In reality, many (most) decisions have been made (and policies written) without a rigorous literature review. At best, there is a cursory look at a few recent articles chosen because they are readily available. In other words, they don't really evaluate the quality of the articles of the articles they read -- they either accept them or not based on whether it seems reasonable to them. ("Yeah, that sounds like a good idea. Let's try that.")

Having a formal EBP process in place is forcing people to do a better job of living up to the standards we always said we believed in. EBP is not perfect. It has its limits. But for most clinical settings, it's a big step forward.

We had an EBP unit-based council. It was in full swing during our magnet evaluation 2 years ago....

Really though, I was into it.

Specializes in Critical Care, ED, Cath lab, CTPAC,Trauma.
A really good example is backflushing the secondary tubing into an empty piggyback bag then reusing the secondary tubing set again for tthe next piggyback as long as the primary fluid is compatible, of course.

Evidence says its all good and will reduce BSI. reduce cost, etc....

Many of the senior nurses on my floor however refuse to reuse secondary tubing no matter what....

I have back flushed IVPB for years.......maybe it is the just the nurses that you work with that are reluctant to embrace change

Specializes in ER.

I know this is an old thread, but I wanted to pick up some thoughts on here.

Evidence based practice in wound care . . .

all the evidence supports ending WTD gauze as it simply does not tick any boxes in terms of the requirement of a dressing.

temperature control

antimicrobial barrier

stabilize pH

long wear time to reduce trauma of adhesive dressing removal

appropriate use of nurse's time

hold exudate away from skin

etc

So why is it still out there?

I'm in a new job where we are expected to do WTD, evidence says no, what do I do??

Specializes in private duty/home health, med/surg.

I agree with other posters -- it's nothing new. However, in my relatively short time as a nurse, I've seen some practices come and go that turned out to be based on shaky evidence.

Remember beta-blockers for all perioperative patients?
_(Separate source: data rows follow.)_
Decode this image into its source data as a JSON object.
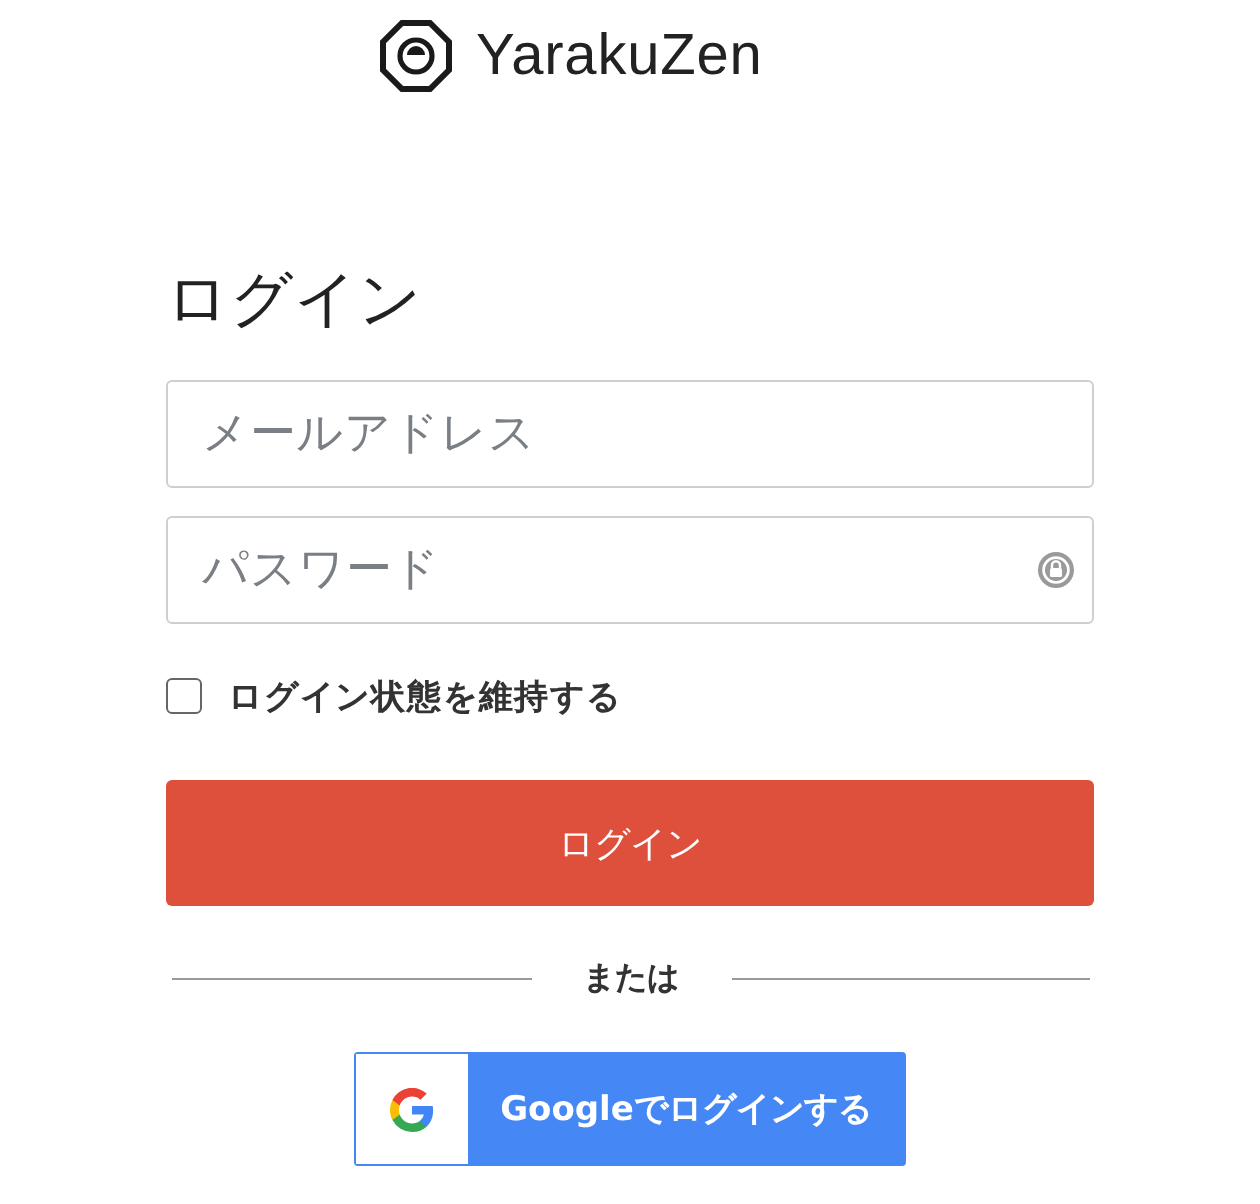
{
  "logo": {
    "text": "YarakuZen"
  },
  "heading": "ログイン",
  "fields": [
    {
      "kind": "email",
      "placeholder": "メールアドレス"
    },
    {
      "kind": "password",
      "placeholder": "パスワード"
    }
  ],
  "remember": {
    "label": "ログイン状態を維持する",
    "checked": false
  },
  "login_button": "ログイン",
  "divider": "または",
  "google_button": "Googleでログインする"
}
How about uber-tight glycemic control?

There & gone within a few months. Remember, the studies claiming to show evidence of benefit may later turn out to be flawed or not beneficial to a larger patient population.

Specializes in Nurse Scientist-Research.

I remember the cardiologists checking patient's ears for a fold as an indicator of heart disease. Turns out it's merely a correlation due the the tendency of obese patients to have earlobe folds and obesity is a risk factor for CAD, not earlobe folds. I remember all the cardiac patients getting vitamin C & E supplements until they figured out these (at the high doses recommended) were detrimental to the cardiac patients. Also all post-op CABG patients getting Vioxx or Celebrex (for post-op pain control) until you know, they found out these drugs actually increase risk of death for cardiac patients.

But still, I support well-documented use of research to guide practices. In the above cases, conclusions were drawn from other studies that made the practitioners come to conclusions but the actual practices had not been tested until later.

Also GrnTea; you mentioned a book called "Ritualistic practices in Nursing" and I tried to google it. I got "Nursing and ritualistic practice" by Walker. Is this the book? I'm interested in reading the book you described.

Thanks!

Yep, that's it, and there's a follow-up book that goes with it. Both of them ruined me for life :) since after reading them I always wanted to know why we did (whatever).